Trustees voted Wednesday night to ease rules put in place last March that prevented students and staff from travelling to the United States this year. Effective immediately, students are permitted to attend competitions there.
The decision was in response to an outcry from youth involved in entrepreneurial clubs, athletics and robotics teams, who argued the restrictions unfairly robbed them of opportunities that could affect their futures, including post-secondary applications and jobs.
But some students, such as Josephine Winsor, 16, are uncertain about whether the loosening of the travel rules comes in time. The Grade 11 student at Monarch Park Collegiate was one of several hundred Toronto students to compete last year at a California conference hosted by DECA Inc., an international association of high school and college students pursuing business, marketing and entrepreneurship.
The DECA Ontario competition, which determines who qualifies for the Atlanta conference this April, is already underway in Toronto, and those who make the cut must decide on the spot whether they can go or they’ll lose their place. But Winsor said despite the Wednesday decision, students who have worked for months toward their goal are unclear whether the necessary paperwork, approvals and fundraising can be put in place in time for those who qualify.
It adds anxiety and stress at a time they are trying to focus on performing, she said, adding “it didn’t have to happen this way.”
The TDSB’s decision to halt school trips last year came in response to controversial travel restrictions proposed by U.S. President Donald Trump affecting citizens of certain Muslim-majority countries.
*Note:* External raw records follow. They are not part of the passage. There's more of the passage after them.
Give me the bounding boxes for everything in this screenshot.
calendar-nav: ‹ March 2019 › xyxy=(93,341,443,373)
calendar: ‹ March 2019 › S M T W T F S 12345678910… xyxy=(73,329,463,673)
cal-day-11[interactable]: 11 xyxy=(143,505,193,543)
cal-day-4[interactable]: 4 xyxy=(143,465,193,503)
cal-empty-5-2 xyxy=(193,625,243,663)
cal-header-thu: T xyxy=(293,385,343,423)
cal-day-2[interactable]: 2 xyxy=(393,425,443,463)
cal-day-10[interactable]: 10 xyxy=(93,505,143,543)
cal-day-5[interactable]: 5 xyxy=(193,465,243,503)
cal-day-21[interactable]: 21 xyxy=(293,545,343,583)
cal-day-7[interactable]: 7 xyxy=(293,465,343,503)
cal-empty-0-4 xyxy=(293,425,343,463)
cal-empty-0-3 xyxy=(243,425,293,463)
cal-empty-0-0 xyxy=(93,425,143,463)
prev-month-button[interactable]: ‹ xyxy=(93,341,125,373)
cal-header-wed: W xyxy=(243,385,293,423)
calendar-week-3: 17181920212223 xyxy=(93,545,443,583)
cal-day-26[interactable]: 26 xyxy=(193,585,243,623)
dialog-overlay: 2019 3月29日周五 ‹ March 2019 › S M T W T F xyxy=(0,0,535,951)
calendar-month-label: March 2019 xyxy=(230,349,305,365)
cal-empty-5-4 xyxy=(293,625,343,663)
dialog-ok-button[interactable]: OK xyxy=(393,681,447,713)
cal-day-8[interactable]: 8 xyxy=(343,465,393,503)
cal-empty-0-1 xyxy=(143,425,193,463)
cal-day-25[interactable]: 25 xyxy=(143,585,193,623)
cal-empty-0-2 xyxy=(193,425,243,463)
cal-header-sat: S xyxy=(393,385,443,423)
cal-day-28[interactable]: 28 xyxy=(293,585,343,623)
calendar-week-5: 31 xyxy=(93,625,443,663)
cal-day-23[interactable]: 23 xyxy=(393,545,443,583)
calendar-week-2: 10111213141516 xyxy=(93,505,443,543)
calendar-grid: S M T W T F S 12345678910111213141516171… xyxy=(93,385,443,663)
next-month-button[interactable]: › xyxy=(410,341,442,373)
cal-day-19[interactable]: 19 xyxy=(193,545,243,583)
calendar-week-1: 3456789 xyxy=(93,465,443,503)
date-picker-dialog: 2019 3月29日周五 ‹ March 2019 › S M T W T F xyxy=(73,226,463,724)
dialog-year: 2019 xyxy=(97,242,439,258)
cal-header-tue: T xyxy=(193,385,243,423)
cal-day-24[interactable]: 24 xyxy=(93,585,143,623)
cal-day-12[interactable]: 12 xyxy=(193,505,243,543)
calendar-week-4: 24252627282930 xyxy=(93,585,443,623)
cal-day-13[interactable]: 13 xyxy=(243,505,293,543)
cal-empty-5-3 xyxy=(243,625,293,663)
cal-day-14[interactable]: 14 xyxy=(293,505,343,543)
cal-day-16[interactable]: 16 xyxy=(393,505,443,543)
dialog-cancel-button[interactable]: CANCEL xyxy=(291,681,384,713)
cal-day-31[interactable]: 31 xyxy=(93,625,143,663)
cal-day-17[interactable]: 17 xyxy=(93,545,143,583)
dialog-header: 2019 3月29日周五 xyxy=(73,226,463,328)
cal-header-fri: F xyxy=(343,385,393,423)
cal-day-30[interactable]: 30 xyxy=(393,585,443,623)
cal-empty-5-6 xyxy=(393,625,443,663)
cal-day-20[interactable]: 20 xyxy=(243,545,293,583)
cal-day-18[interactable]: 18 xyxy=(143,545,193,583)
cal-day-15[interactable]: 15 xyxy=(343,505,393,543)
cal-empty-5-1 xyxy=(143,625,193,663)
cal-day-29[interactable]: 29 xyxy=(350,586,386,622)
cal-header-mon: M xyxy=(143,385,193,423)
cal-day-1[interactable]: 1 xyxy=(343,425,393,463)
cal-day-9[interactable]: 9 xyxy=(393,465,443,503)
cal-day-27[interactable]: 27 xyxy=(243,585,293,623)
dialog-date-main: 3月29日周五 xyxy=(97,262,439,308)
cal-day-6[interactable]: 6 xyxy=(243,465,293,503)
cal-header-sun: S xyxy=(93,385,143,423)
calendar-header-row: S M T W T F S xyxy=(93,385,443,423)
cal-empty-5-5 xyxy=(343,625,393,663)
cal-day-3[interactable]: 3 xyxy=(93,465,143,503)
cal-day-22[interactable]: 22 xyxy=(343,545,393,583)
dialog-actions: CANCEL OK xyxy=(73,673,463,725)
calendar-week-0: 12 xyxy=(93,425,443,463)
That move provoked fears at the board that some students on school trips might be turned away at the border.
Under the loosened restrictions, a TDSB trip will still be called off for the whole group and everyone will return home if any student or staff member is refused entry to the U.S.
The changes were approved after trustee Alexander Brown moved a motion to ease travel rules in response to “the student voice.”
Brown is chair of a committee that heard presentations from groups of disappointed youth and teachers pleading to attend U.S. events.
The change is good news for a robotics team from Glen Ames Senior Public School, which can now attend a U.S. competition and showcase the automatic flusher its members invented, to help combat lead contamination of drinking water at schools.